Persécuté en Algérie en raison de son homosexualité, «Djallil» (prénom d’emprunt) 
gagne la Suisse pour y demander l’asile. Devenu militant actif de la cause homosexuelle, 
il est reconnu comme réfugié du fait de cet engagement. Un renvoi dans son pays l’aurait 
exposé à de graves persécutions. Le projet de révision de la loi sur l’asile mis en consultation par le DFJP projette de sanctionner pénalement certaines activités politiques des requérants d’asile en Suisse. Sous l’angle du durcissement législatif proposé, l’ODAE romand examine le cas de «Djallil». Celui-ci peut-il être qualifié de criminel? Qui jugera de sa bonne foi?

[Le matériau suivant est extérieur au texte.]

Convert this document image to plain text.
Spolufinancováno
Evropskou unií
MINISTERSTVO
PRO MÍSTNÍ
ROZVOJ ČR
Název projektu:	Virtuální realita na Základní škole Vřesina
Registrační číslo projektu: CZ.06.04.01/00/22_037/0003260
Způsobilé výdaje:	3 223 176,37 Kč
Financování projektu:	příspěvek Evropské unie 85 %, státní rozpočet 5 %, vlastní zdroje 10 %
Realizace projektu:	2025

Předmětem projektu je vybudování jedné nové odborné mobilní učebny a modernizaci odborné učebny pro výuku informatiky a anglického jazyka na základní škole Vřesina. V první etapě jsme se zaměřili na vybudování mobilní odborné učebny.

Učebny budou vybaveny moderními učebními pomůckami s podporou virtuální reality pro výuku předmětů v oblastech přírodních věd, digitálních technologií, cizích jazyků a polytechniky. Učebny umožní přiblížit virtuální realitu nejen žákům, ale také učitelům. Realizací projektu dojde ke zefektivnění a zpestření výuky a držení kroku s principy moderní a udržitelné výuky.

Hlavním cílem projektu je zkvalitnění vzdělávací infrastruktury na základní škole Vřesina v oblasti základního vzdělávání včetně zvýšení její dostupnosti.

«Djallil» est originaire d’Algérie, où il a vécu toute son enfance. Très tôt, il se rend compte qu’il est attiré par les 
personnes de même sexe que lui. C’est à partir de l’adolescence, lorsque ce penchant pour 
les hommes se fait plus visible, que la famille de «Djallil» commence à le battre dans le but de lui faire changer de comportement.

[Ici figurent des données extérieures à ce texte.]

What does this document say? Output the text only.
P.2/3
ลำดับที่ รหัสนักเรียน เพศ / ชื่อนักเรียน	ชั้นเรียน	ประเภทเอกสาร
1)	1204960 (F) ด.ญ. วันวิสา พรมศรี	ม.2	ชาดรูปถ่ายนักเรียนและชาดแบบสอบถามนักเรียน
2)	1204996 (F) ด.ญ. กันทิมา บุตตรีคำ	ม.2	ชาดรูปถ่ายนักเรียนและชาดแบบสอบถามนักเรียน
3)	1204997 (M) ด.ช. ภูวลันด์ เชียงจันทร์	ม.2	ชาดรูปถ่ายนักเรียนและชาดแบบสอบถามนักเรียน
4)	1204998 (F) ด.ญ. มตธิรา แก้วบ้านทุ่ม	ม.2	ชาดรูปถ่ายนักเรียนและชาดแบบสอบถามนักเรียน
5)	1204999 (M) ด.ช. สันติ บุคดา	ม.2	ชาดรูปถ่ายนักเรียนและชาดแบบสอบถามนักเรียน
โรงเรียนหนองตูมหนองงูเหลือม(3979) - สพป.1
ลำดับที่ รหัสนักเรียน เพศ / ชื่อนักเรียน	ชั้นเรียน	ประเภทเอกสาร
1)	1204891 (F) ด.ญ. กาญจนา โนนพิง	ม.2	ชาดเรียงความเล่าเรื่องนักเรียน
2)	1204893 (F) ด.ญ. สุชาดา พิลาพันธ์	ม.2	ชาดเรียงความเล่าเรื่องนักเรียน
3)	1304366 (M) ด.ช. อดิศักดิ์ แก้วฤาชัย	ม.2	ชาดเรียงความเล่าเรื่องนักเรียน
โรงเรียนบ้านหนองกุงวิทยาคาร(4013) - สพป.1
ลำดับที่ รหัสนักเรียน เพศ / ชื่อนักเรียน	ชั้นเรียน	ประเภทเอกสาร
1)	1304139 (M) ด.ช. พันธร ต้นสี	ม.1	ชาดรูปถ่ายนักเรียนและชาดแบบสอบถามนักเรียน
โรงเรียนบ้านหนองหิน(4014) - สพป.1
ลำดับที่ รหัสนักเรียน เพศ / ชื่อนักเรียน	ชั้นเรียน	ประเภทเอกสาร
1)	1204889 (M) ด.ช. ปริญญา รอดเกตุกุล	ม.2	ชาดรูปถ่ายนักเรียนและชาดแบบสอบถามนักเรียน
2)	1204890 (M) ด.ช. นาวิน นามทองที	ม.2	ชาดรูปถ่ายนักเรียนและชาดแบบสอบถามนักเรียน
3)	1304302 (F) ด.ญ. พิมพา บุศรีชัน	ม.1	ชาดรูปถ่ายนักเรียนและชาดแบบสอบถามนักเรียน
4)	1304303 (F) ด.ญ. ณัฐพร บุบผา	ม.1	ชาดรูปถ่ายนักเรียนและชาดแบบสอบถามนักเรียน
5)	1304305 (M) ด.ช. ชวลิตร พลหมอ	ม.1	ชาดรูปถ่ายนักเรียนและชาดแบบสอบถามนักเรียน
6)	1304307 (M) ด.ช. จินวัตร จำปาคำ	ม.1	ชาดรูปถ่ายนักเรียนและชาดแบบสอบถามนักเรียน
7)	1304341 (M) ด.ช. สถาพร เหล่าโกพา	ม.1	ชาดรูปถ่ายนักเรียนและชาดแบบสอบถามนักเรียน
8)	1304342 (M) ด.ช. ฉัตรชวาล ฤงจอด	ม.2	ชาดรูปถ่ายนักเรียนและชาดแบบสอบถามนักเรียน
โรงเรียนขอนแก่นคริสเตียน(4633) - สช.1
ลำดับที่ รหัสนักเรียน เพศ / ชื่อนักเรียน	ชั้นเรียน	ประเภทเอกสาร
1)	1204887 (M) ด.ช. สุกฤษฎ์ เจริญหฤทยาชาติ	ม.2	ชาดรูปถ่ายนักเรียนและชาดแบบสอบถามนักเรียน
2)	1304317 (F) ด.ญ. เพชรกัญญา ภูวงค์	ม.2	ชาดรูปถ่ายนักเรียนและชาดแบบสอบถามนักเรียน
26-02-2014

Des méthodes qui se révèlent évidemment sans succès, mais que certains de ses proches n’hésitent pas à réitérer souvent. Si bien qu’en 1998, «Djallil» est envoyé d’urgence à l’hôpital suite aux blessures provoquées par un proche.

Crainte de dénonciation pénale

Après son hospitalisation, «Djallil» craint d’être dénoncé et condamné pénalement en raison de son homosexualité et redoute toujours plus les sévices de sa famille. Il quitte donc l’Algérie et gagne la Suisse, où il dépose une demande d’asile en janvier 2001. «Djallil» fournit de nombreux documents attestant son récit.

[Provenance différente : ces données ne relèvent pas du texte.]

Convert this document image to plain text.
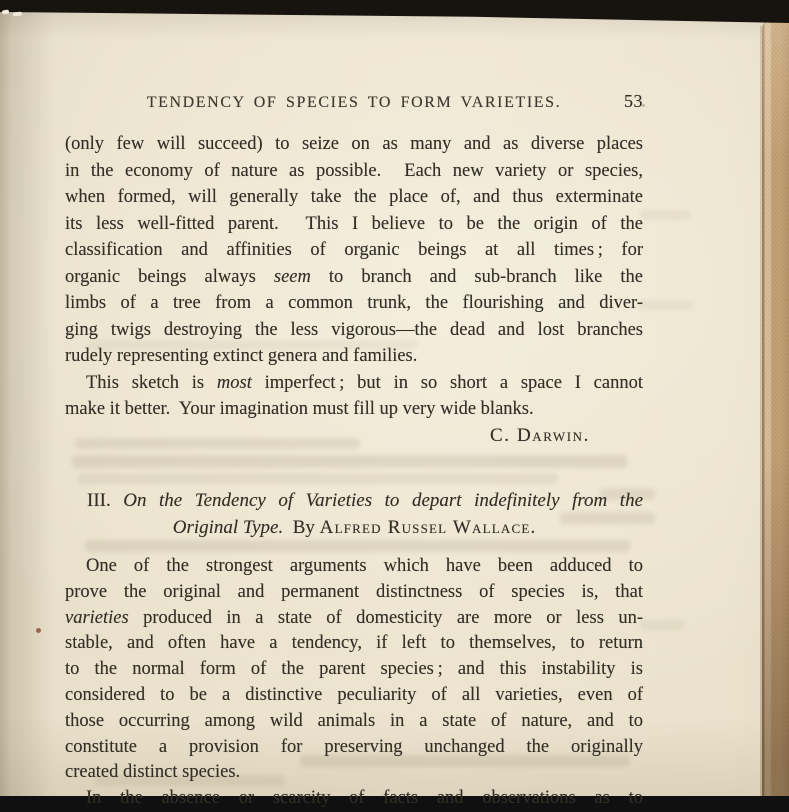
TENDENCY OF SPECIES TO FORM VARIETIES.	53
(only few will succeed) to seize on as many and as diverse places
in the economy of nature as possible.  Each new variety or species,
when formed, will generally take the place of, and thus exterminate
its less well-fitted parent.  This I believe to be the origin of the
classification and affinities of organic beings at all times ; for
organic beings always seem to branch and sub-branch like the
limbs of a tree from a common trunk, the flourishing and diver-
ging twigs destroying the less vigorous—the dead and lost branches
rudely representing extinct genera and families.
This sketch is most imperfect ; but in so short a space I cannot
make it better.  Your imagination must fill up very wide blanks.
C. Darwin.
III. On the Tendency of Varieties to depart indefinitely from the
Original Type.  By Alfred Russel Wallace.
One of the strongest arguments which have been adduced to
prove the original and permanent distinctness of species is, that
varieties produced in a state of domesticity are more or less un-
stable, and often have a tendency, if left to themselves, to return
to the normal form of the parent species ; and this instability is
considered to be a distinctive peculiarity of all varieties, even of
those occurring among wild animals in a state of nature, and to
constitute a provision for preserving unchanged the originally
created distinct species.
In the absence or scarcity of facts and observations as to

Les faits ne sont pas contestés : les motifs à l’origine du départ de «Djallil» se fondent sur des pressions incessantes dont il a été victime de la part de sa famille afin qu’il renie son homosexualité. Sur cette base, l’ODR refuse la demande d’asile de «Djallil»: pour l’instance fédérale, les pressions subies sont imputables à la seule famille de «Djallil», et rien ne prouve que ce dernier ne pourrait y échapper en partant vivre dans une autre ville d’Algérie. Arguant que ces motifs revêtent un caractère purement privé, l’ODR conclut que «Djallil» ne répond pas aux conditions de reconnaissance de la qualité de réfugié au sens de l’art. 3 LAsi.

Or il se trouve que dès son entrée en Suisse, «Djallil» participe à la création d’une association de soutien aux homosexuels de confession musulmane. Touché par ce qu’il a subi en Algérie, il milite pour le droit des homosexuels, s’engage activement auprès de la communauté gay de Suisse, et participe à des manifestations destinées à promouvoir les droits de personnes persécutées du fait de leur orientation sexuelle.

Motifs subjectifs après la fuite

Ces engagements sont perçus par l’ODR comme des motifs subjectifs intervenus après la fuite qui lui valent d’être reconnu comme réfugié (art. 54 LAsi). En effet, pour l’Office fédéral, ses activités en Suisse peuvent potentiellement l’exposer à des mesures de persécutions de la part des autorités algériennes en cas de retour.

Place à l’arbitraire

Parmi diverses propositions de révision de la loi, émises le 14 janvier 2009, le DFJP projette de sanctionner pénalement les activités politiques que les requérants d’asile auraient menées en Suisse dans le seul but de motiver leur qualité de réfugié.

La manière d’interpréter et d’appliquer une telle norme serait laissée en grande partie à l’appréciation de l’autorité, et il existe un risque que des personnes comme «Djallil» soient dans un avenir proche condamnées pénalement pour avoir fait usage de leurs droits fondamentaux. La liberté d’expression, de réunion et d’association, s’en trouverait singulièrement réduite pour toute une partie de la population vivant sur notre territoire.

Observatoire romand 
du droit d’asile et des étrangers

Cas 069, publié le 3 mars 2009, dans le cadre d’une série spéciale consacrée par l’ODAE au projet de durcissement du droit d’asile.

Questions ouvertes:

  • «Djallil» s’est engagé en toute sincérité pour une cause qui le touche personnellement. Mais comment le prouver si, comme le propose le projet de révision de la loi, les autorités estiment qu’il n’a agi que pour obtenir la qualité de réfugié et décident de le sanctionner pénalement?
  • Quelles garanties a-t-on que les autorités interpréteront et appliqueront cette nouvelle clause de manière raisonnable, dans un contexte où l’objectif avoué est de faire baisser à n’importe quel prix le nombre de demandeurs d’asile?